The notions of the West and Asia are now being redefined. First and foremost among these notions, is the expectation that Asian countries have to follow a particular path of progress defined by the West’s own evolution in order to achieve prosperity and stability. According to Mishra, this traditional Western understanding of modernization does not fit the new reality of today’s Asia, which is characterized by a variety of unprecedented political forms and economic models challenging the Anglo-American world order.

The fraying of the Anglo-American world order has been accelerated by global capitalism as well. The notion that capitalism increases the size of the middle classes which would demand more political accountability thereby strengthening the democratic system has been put to question. The assumption that ‘Backward Asia’ would go along the lines which the West had been through to achieve a capitalism based liberal democracy is being shattered by the experience in many countries. Hence the confidence behind prescribing Western political and economic models to the rest of the world has come down and it will never regain its previous high.

Germany has had a different path of modernization compared to the rest of the West.
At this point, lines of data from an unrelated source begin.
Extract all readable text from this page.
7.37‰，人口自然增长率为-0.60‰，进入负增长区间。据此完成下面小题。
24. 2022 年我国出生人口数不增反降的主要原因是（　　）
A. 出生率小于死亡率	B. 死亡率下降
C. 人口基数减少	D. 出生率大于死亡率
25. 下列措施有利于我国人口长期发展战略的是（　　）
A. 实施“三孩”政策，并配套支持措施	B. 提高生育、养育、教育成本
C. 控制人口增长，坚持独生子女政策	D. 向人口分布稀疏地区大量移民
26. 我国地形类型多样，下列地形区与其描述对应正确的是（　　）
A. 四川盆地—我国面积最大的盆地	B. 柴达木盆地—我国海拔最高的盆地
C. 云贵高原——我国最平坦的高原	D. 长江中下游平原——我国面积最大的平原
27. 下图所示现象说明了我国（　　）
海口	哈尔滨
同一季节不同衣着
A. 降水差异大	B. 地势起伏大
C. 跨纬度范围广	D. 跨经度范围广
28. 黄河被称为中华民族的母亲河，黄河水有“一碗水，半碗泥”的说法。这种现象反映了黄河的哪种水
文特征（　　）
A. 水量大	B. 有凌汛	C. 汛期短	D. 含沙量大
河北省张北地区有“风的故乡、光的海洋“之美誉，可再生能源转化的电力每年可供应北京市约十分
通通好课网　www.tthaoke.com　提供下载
A latecomer to the industrial revolution, it wanted to avoid the mistakes of the first movers who moved from agriculture to industry. The welfare state was thus formed to play a crucial role in the economy as well as to provide a safety net to its citizens. The American progressive movement owes its intellectual base to this strand of thought and more so the Japanese economic thinking. Indian intellectuals in the 19th century moved beyond the work of the English intelligentsia and studied the works of German thinkers as well.
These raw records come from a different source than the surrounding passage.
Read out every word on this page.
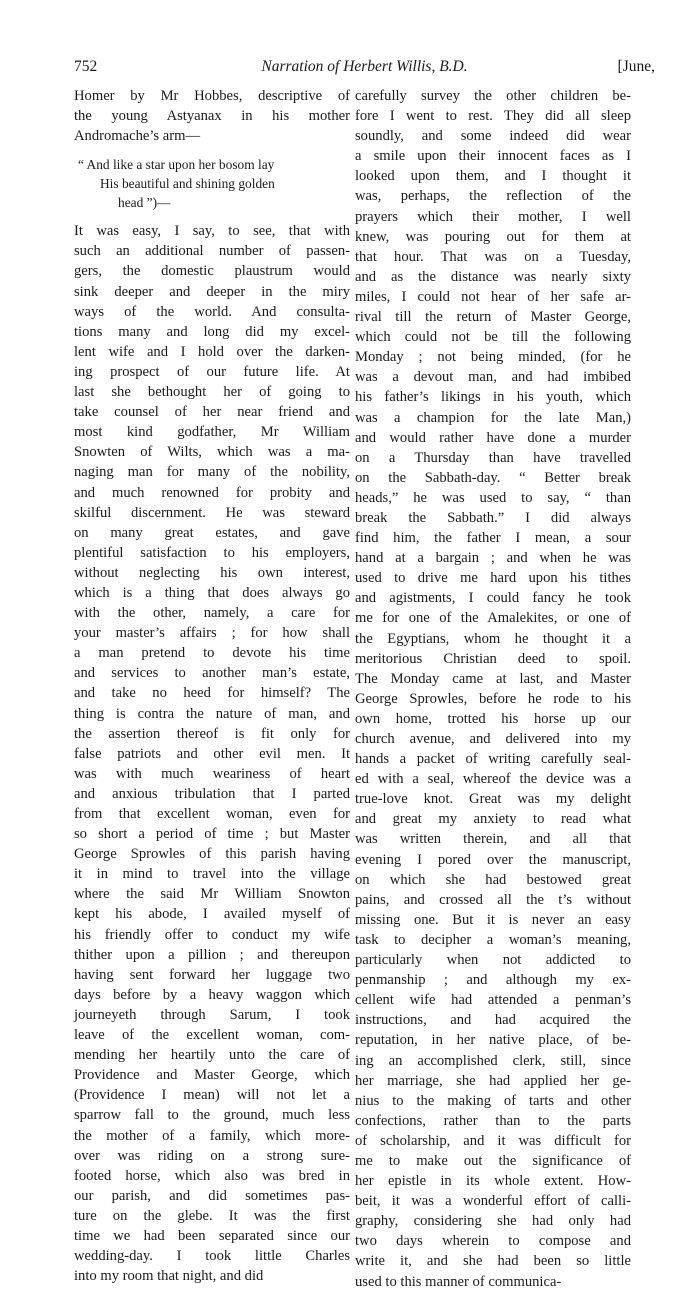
752	Narration of Herbert Willis, B.D.	[June,
Homer by Mr Hobbes, descriptive of
the young Astyanax in his mother
Andromache’s arm—
“ And like a star upon her bosom lay
His beautiful and shining golden
head ”)—
It was easy, I say, to see, that with
such an additional number of passen-
gers, the domestic plaustrum would
sink deeper and deeper in the miry
ways of the world. And consulta-
tions many and long did my excel-
lent wife and I hold over the darken-
ing prospect of our future life. At
last she bethought her of going to
take counsel of her near friend and
most kind godfather, Mr William
Snowten of Wilts, which was a ma-
naging man for many of the nobility,
and much renowned for probity and
skilful discernment. He was steward
on many great estates, and gave
plentiful satisfaction to his employers,
without neglecting his own interest,
which is a thing that does always go
with the other, namely, a care for
your master’s affairs ; for how shall
a man pretend to devote his time
and services to another man’s estate,
and take no heed for himself? The
thing is contra the nature of man, and
the assertion thereof is fit only for
false patriots and other evil men. It
was with much weariness of heart
and anxious tribulation that I parted
from that excellent woman, even for
so short a period of time ; but Master
George Sprowles of this parish having
it in mind to travel into the village
where the said Mr William Snowton
kept his abode, I availed myself of
his friendly offer to conduct my wife
thither upon a pillion ; and thereupon
having sent forward her luggage two
days before by a heavy waggon which
journeyeth through Sarum, I took
leave of the excellent woman, com-
mending her heartily unto the care of
Providence and Master George, which
(Providence I mean) will not let a
sparrow fall to the ground, much less
the mother of a family, which more-
over was riding on a strong sure-
footed horse, which also was bred in
our parish, and did sometimes pas-
ture on the glebe. It was the first
time we had been separated since our
wedding-day. I took little Charles
into my room that night, and did
carefully survey the other children be-
fore I went to rest. They did all sleep
soundly, and some indeed did wear
a smile upon their innocent faces as I
looked upon them, and I thought it
was, perhaps, the reflection of the
prayers which their mother, I well
knew, was pouring out for them at
that hour. That was on a Tuesday,
and as the distance was nearly sixty
miles, I could not hear of her safe ar-
rival till the return of Master George,
which could not be till the following
Monday ; not being minded, (for he
was a devout man, and had imbibed
his father’s likings in his youth, which
was a champion for the late Man,)
and would rather have done a murder
on a Thursday than have travelled
on the Sabbath-day. “ Better break
heads,” he was used to say, “ than
break the Sabbath.” I did always
find him, the father I mean, a sour
hand at a bargain ; and when he was
used to drive me hard upon his tithes
and agistments, I could fancy he took
me for one of the Amalekites, or one of
the Egyptians, whom he thought it a
meritorious Christian deed to spoil.
The Monday came at last, and Master
George Sprowles, before he rode to his
own home, trotted his horse up our
church avenue, and delivered into my
hands a packet of writing carefully seal-
ed with a seal, whereof the device was a
true-love knot. Great was my delight
and great my anxiety to read what
was written therein, and all that
evening I pored over the manuscript,
on which she had bestowed great
pains, and crossed all the t’s without
missing one. But it is never an easy
task to decipher a woman’s meaning,
particularly when not addicted to
penmanship ; and although my ex-
cellent wife had attended a penman’s
instructions, and had acquired the
reputation, in her native place, of be-
ing an accomplished clerk, still, since
her marriage, she had applied her ge-
nius to the making of tarts and other
confections, rather than to the parts
of scholarship, and it was difficult for
me to make out the significance of
her epistle in its whole extent. How-
beit, it was a wonderful effort of calli-
graphy, considering she had only had
two days wherein to compose and
write it, and she had been so little
used to this manner of communica-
What the German historical experience offers to contemporary Asia is a different model of economic and political consolidation than the one proposed by modernization theory. For at the heart of the German way towards modernity was the major role of the state in regulating economy and society. Germany should therefore reckon with its past to understand its position in the West and go beyond the Anglo centric world order to come to terms with a rising Asia.